By contrast The Garden of Fand is a more sensuous piece. In this reading there’s an appropriate elfin lightness at the start. Later the music describes merrymaking on Fand’s island and the celebrations are put across very well in this performance.  The tumult as the sea overwhelms the island is most exciting and then the music comes full circle, returning to the innocence of the opening bars. Lloyd-Jones offers a convincing and enjoyable account of the work.

I’ve left till last my own favourite among these works, Tintagel. For my money the opening pages are among the most majestic, if not the most majestic, in all English music. The brass fanfares emerge gradually from the depths, increase in potency and finally burst forth into radiant splendour, the horns ringing heroically. Lloyd-Jones does this passage very well and then gives the long, lovely melody in which the cor anglais joins the strings all the space it needs but not at the expense of forward momentum. The more vigorous central section is excitingly done and then the concluding five minutes or so are tellingly shaped, giving the listener a real sense of sweep and of chivalrous deeds of derring-do. I don’t think this performance quite matches the splendid spaciousness of Vernon Handley’s conception, nor is the RSNO captured by the engineers with quite the same presence that the Chandos engineers achieve for the BBC Philharmonic. That said, this recording is convincing in its own right. 

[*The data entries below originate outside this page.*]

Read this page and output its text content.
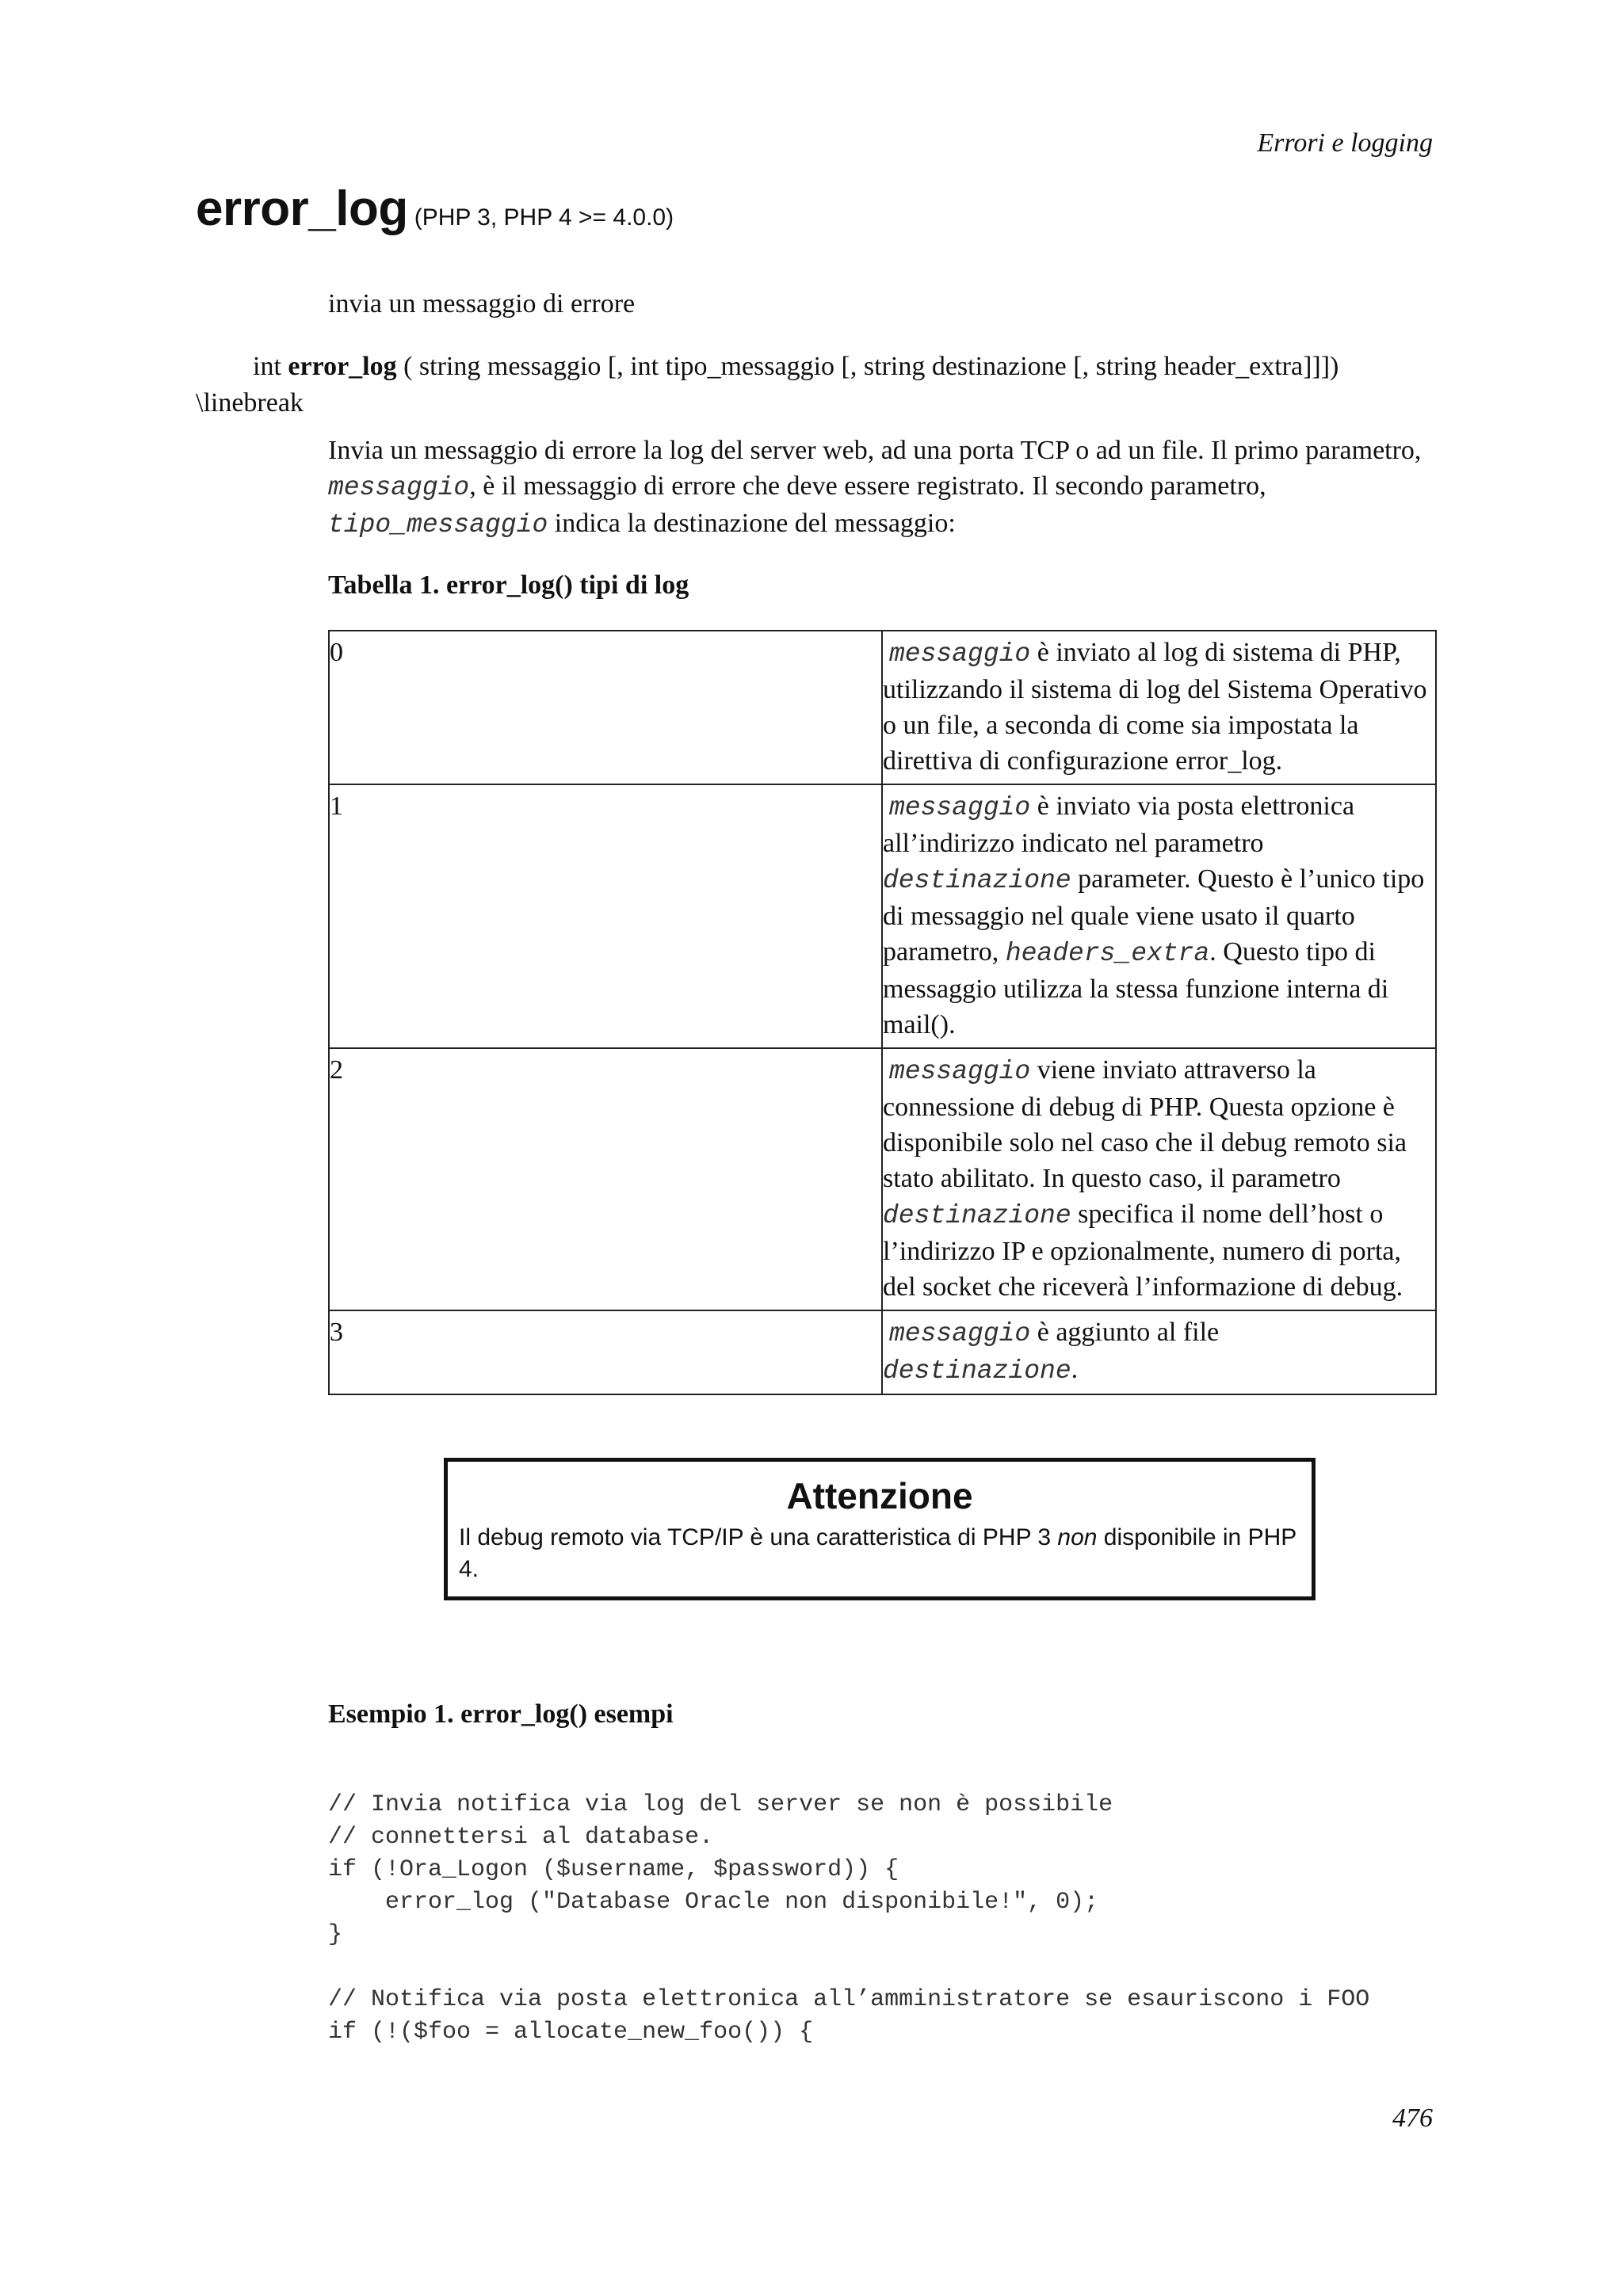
Errori e logging
error_log (PHP 3, PHP 4 >= 4.0.0)
invia un messaggio di errore
int error_log ( string messaggio [, int tipo_messaggio [, string destinazione [, string header_extra]]]) \linebreak
Invia un messaggio di errore la log del server web, ad una porta TCP o ad un file. Il primo parametro, messaggio, è il messaggio di errore che deve essere registrato. Il secondo parametro, tipo_messaggio indica la destinazione del messaggio:
Tabella 1. error_log() tipi di log
0	messaggio è inviato al log di sistema di PHP, utilizzando il sistema di log del Sistema Operativo o un file, a seconda di come sia impostata la direttiva di configurazione error_log.
1	messaggio è inviato via posta elettronica all’indirizzo indicato nel parametro destinazione parameter. Questo è l’unico tipo di messaggio nel quale viene usato il quarto parametro, headers_extra. Questo tipo di messaggio utilizza la stessa funzione interna di mail().
2	messaggio viene inviato attraverso la connessione di debug di PHP. Questa opzione è disponibile solo nel caso che il debug remoto sia stato abilitato. In questo caso, il parametro destinazione specifica il nome dell’host o l’indirizzo IP e opzionalmente, numero di porta, del socket che riceverà l’informazione di debug.
3	messaggio è aggiunto al file
destinazione.
Attenzione
Il debug remoto via TCP/IP è una caratteristica di PHP 3 non disponibile in PHP 4.
Esempio 1. error_log() esempi
// Invia notifica via log del server se non è possibile
// connettersi al database.
if (!Ora_Logon ($username, $password)) {
error_log ("Database Oracle non disponibile!", 0);
}

// Notifica via posta elettronica all’amministratore se esauriscono i FOO
if (!($foo = allocate_new_foo()) {
476
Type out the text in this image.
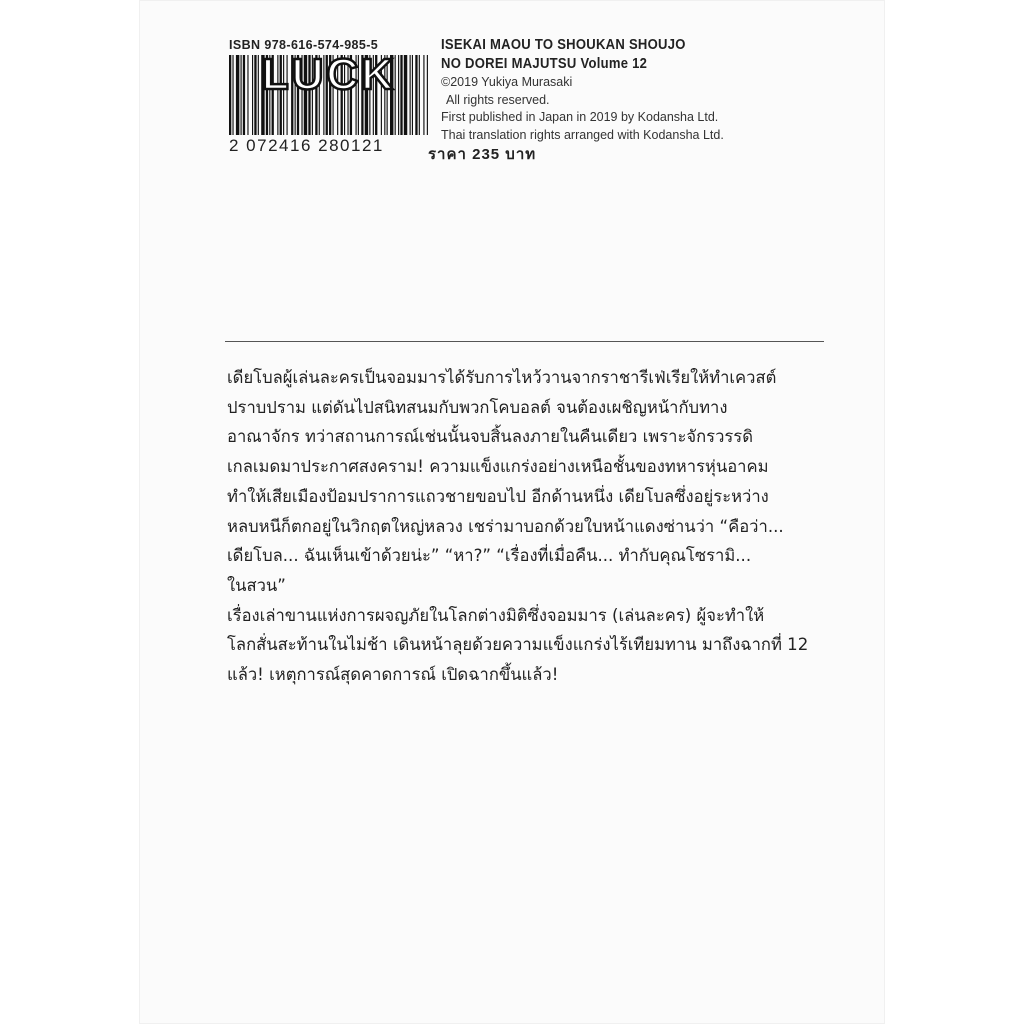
ISBN 978-616-574-985-5
LUCK
2 072416 280121
ISEKAI MAOU TO SHOUKAN SHOUJO
NO DOREI MAJUTSU Volume 12
©2019 Yukiya Murasaki
All rights reserved.
First published in Japan in 2019 by Kodansha Ltd.
Thai translation rights arranged with Kodansha Ltd.
ราคา 235 บาท
เดียโบลผู้เล่นละครเป็นจอมมารได้รับการไหว้วานจากราชารีเฟ่เรียให้ทำเควสต์
ปราบปราม แต่ดันไปสนิทสนมกับพวกโคบอลต์ จนต้องเผชิญหน้ากับทาง
อาณาจักร ทว่าสถานการณ์เช่นนั้นจบสิ้นลงภายในคืนเดียว เพราะจักรวรรดิ
เกลเมดมาประกาศสงคราม! ความแข็งแกร่งอย่างเหนือชั้นของทหารหุ่นอาคม
ทำให้เสียเมืองป้อมปราการแถวชายขอบไป อีกด้านหนึ่ง เดียโบลซึ่งอยู่ระหว่าง
หลบหนีก็ตกอยู่ในวิกฤตใหญ่หลวง เชร่ามาบอกด้วยใบหน้าแดงซ่านว่า “คือว่า...
เดียโบล... ฉันเห็นเข้าด้วยน่ะ” “หา?” “เรื่องที่เมื่อคืน... ทำกับคุณโซรามิ...
ในสวน”
เรื่องเล่าขานแห่งการผจญภัยในโลกต่างมิติซึ่งจอมมาร (เล่นละคร) ผู้จะทำให้
โลกสั่นสะท้านในไม่ช้า เดินหน้าลุยด้วยความแข็งแกร่งไร้เทียมทาน มาถึงฉากที่ 12
แล้ว! เหตุการณ์สุดคาดการณ์ เปิดฉากขึ้นแล้ว!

These are good, sympathetic performances led by a conductor who seems to me to be fully in tune with the Baxian idiom. Lloyd-Jones obtains a committed response from the RSNO players and the performances are captured in good sound. These works generally show Bax writing in a more concise vein than is sometimes the case in his symphonies and so these colourful and atmospheric scores offer an excellent introduction to this composer’s unique sound world. Unless you already have these performances coupled to the recordings of the symphonies then you can invest with confidence.